Mary Elizabeth Winstead - who, in her searing leading turn in Smashed, shook off so much cute-girl baggage - appears as Teller's upwardly-mobile sister, and initially seems like a minor caricature, someone for the film to make jokes about; but her haute-bourgeois, luncheon-and-pearls housewife turn is, gladly, revealed to be its own outfit, the happiness a sham. Similarly, Jennifer Jason Leigh is initially presented as but a mom to rebel against; Brie Larson an ex-girlfriend to pine for and eventually get over; Dayo Okeniyi as the Other Guy to demonise. But ((500) Days Of Summer) writers Scott Neustadter and Michael H. Weber - working from a novel by Tim Tharp - get to add depth, contrast, and contrariness to all these smaller characters. Instead of being supporting players in our hero's drama, they're their own people, with their own agency. Teller's problem isn't the people around him, it's himself.

If this all sounds dark, well, it is. The Spectacular Now is the darkest teen-movie since The Perks Of Being A Wallflower, and it shares that film's earnest, Degrassi-ish quality. But the film is blessed with plenty of light, too, radiating from the central romance between Teller and Shailene Woodley. Richard Linklater long ago called his Before series 'romance for realists', and the same description applies here; especially given the realism with which it's depicted. Neither actor has the catalogue-model blandeur that normally passes for teen-film beauty, and Ponsoldt looks, lovingly, at the humanity in their pancake-free faces. The film's triumph is the first time they fuck: the filmmaker wiping away the old boning-in-tasteful-montage clichés, instead presenting a sustained single-take scene that creates an electric, enveloping atmosphere; inviting viewers into their bed, into the intimate, vulnerable, sacred space of two people coming together, letting their guard down.
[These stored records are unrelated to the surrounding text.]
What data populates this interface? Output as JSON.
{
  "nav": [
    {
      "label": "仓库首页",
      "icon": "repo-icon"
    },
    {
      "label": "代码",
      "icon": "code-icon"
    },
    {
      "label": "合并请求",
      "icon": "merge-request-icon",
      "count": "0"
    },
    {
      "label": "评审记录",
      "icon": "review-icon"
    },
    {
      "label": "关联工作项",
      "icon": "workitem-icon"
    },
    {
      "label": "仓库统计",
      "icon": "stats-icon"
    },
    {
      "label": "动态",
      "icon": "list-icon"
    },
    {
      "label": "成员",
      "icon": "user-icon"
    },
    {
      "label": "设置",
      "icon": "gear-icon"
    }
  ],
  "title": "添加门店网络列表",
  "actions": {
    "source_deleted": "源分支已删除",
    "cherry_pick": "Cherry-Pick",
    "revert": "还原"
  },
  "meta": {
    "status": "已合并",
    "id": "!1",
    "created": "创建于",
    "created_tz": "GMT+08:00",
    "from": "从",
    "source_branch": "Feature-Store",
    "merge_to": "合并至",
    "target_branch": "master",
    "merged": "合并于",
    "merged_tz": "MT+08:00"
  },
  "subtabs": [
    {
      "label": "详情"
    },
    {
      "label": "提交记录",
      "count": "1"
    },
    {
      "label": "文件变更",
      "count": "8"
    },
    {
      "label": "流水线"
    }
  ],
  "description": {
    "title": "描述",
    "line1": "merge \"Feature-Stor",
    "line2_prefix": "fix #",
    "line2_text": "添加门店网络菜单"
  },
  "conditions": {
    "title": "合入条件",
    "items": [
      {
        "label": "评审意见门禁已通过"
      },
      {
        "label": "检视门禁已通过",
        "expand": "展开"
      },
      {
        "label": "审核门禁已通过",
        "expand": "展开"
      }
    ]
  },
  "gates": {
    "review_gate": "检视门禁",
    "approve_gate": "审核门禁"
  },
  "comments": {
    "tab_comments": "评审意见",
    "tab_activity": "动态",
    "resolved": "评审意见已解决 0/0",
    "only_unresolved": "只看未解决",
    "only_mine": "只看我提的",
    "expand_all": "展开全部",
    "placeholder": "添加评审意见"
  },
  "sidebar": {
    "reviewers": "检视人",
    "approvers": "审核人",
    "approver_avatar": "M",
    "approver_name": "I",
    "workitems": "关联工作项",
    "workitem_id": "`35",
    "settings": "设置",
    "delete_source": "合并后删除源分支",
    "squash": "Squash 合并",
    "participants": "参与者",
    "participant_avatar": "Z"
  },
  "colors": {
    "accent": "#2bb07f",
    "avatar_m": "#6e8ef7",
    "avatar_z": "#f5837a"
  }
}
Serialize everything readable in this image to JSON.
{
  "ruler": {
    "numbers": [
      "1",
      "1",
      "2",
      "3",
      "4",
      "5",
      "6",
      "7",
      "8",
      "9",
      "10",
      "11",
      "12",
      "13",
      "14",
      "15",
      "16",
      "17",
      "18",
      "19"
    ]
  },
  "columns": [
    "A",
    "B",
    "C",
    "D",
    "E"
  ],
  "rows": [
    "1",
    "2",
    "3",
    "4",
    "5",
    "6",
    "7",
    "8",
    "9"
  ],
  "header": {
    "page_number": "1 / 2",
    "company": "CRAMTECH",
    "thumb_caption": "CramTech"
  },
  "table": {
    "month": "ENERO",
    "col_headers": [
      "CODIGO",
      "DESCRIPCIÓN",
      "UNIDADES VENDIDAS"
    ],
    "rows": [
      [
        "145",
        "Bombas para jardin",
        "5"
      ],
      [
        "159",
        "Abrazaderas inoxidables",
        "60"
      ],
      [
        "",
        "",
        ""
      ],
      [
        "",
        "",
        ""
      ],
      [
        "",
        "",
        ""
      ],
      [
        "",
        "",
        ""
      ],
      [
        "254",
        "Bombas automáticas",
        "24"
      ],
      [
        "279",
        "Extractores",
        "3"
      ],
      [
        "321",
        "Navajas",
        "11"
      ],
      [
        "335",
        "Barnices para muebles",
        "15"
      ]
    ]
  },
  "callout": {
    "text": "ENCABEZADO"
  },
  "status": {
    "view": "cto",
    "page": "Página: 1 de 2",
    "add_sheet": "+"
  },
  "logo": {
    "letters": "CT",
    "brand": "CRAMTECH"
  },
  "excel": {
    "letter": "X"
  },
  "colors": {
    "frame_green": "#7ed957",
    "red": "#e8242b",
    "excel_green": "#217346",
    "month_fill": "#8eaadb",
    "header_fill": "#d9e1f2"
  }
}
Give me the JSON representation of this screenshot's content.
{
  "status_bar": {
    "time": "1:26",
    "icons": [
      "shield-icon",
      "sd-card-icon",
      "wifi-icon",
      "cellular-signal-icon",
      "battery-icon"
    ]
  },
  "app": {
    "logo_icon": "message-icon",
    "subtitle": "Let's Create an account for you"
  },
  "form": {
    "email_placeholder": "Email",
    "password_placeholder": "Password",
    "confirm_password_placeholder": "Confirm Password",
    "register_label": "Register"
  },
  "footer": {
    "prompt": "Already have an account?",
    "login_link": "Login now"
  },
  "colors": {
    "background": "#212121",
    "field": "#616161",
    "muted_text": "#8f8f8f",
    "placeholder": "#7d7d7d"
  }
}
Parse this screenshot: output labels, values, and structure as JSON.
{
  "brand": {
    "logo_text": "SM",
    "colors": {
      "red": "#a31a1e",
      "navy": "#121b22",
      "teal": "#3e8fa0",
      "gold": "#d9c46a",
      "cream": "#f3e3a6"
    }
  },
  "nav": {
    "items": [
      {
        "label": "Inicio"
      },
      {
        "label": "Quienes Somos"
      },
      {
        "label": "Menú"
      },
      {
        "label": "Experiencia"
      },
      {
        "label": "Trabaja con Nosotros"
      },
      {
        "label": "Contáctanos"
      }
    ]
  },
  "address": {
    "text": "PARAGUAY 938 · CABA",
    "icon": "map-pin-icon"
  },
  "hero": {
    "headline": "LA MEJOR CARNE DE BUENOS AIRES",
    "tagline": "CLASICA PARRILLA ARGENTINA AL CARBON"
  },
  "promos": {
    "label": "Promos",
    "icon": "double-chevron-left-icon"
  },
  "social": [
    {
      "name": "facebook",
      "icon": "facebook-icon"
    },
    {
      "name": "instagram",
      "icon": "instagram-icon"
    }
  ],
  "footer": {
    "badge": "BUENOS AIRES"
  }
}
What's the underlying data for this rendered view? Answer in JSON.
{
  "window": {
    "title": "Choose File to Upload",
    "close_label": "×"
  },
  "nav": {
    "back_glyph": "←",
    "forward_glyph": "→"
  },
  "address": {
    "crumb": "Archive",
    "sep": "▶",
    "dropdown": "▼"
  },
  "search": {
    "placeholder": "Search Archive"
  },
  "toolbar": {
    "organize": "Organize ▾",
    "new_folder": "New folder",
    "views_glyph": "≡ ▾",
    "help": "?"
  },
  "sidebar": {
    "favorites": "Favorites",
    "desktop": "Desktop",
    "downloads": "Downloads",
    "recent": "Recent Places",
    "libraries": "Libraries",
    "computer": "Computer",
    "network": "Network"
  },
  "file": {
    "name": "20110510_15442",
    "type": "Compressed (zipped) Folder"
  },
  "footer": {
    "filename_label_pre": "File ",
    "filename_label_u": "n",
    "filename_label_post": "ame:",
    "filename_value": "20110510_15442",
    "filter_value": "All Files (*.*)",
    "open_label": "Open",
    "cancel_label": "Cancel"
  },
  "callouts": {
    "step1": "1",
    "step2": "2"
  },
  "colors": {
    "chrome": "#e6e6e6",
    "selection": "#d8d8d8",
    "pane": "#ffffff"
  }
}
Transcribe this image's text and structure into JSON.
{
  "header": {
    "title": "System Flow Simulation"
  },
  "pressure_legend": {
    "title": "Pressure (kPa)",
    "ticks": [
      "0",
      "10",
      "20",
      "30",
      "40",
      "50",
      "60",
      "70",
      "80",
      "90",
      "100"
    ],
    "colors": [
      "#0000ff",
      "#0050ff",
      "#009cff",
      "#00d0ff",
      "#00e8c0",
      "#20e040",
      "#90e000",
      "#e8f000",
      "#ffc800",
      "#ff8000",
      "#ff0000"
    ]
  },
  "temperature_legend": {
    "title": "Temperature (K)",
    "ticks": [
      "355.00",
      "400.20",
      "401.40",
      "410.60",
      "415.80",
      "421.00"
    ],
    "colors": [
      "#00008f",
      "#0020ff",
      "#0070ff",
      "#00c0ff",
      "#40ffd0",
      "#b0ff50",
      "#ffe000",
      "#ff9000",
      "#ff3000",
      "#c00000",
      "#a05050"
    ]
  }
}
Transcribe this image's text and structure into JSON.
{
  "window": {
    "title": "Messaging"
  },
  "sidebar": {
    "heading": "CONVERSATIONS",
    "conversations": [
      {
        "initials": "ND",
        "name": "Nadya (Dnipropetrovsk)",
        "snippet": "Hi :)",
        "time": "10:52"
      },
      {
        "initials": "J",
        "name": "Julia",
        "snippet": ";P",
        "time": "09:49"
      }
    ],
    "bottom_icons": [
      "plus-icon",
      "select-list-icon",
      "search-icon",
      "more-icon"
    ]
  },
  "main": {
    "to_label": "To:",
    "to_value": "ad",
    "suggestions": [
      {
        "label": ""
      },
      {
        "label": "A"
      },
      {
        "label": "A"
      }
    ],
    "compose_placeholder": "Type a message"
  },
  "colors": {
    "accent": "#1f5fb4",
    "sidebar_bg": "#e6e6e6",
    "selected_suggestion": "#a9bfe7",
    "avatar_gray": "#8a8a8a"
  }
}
It's one of three key moments shot in unbroken single-take: the others a long walk through rural woods that marks the first spark of romance; and a rambling, stumbling prom-night conversation, set against a lit-up football field, that's both filled with hopefulness and hopelessness. It's rare to see such unabashed auteurism in a teen-movie, but The Spectacular Now is a rare teen movie.

KILL YOUR DARLINGS

Kill Your Darlings
The study group hoped the Hogwarts library contained a hex to break gay spells

The great stereotypes of the beat poets - Drugs! Homosexuality! Obscenity! Lawlesness! Endless jazz music! - so lend themselves to drama that it's no surprise they're recurring cinematic fodder; recent years having given us documentaries on Kerouac and Burroughs, and features ranging from the good (Walter Salles' unduly maligned On The Road) to the not-good (Rob Epstein and Jeffrey Friedman's cringey Howl). Now, in blows John Krokidas's Kill Your Darlings, which indulges duly in those stereotypes: the film framed as a kind of mystery-thriller in which the young and stoned hurtle towards a presaged-on-opening tragedy. There's the benzadrine-blasted montages of feverish typing set to brassy, bombastic bop; the young-men-out-to-change-the-world giving inspiring and poetic speeches; and, finally, yet again, the Real Photos of the Real People in the credits.

Kill Your Darlings is, however, blessed by the fact that it's both well-cast and well-acted, with a run of intriguing turns including old Six Feet Under pals Ben Foster and Michael C. Hall doing the devil's work; a haunted, harried Jennifer Jason Leigh as Allen Ginsberg's mother; and David Cross - who played Ginsberg himself, in Todd Haynes's stereotype-skewering faux-biopic I'm Not There - as Ginsberg's father. The star-cross'd-lovers at the centre of it are Daniel Radcliffe (as Ginsberg) and Dane DeHaan (as a vision of love in blonde hair and white teeth), but the film has nary a note of romanticism; its vision of love one of projection, obsession, and manipulation. And Krokidas, making his debut, shows some directorial élan: a library-break-in sequence set to TV On The Radio's thumpingly-anachronistic Wolf Like Me taking the film out of its period-piece mannerisms. Gladly, the score dodges the familiar: Nico Muhly's typically thoughtful compositions utilising stereo channels, ricocheting between them as his movements progress in quick, frenetic, oft cacophonous bursts. It sounds great, it looks impressive, and its thesps are committed, but Kill Your Darlings stalls with its writing, and with its lack of storytelling daring. Ultimately, it feels like a modest take on immodest men.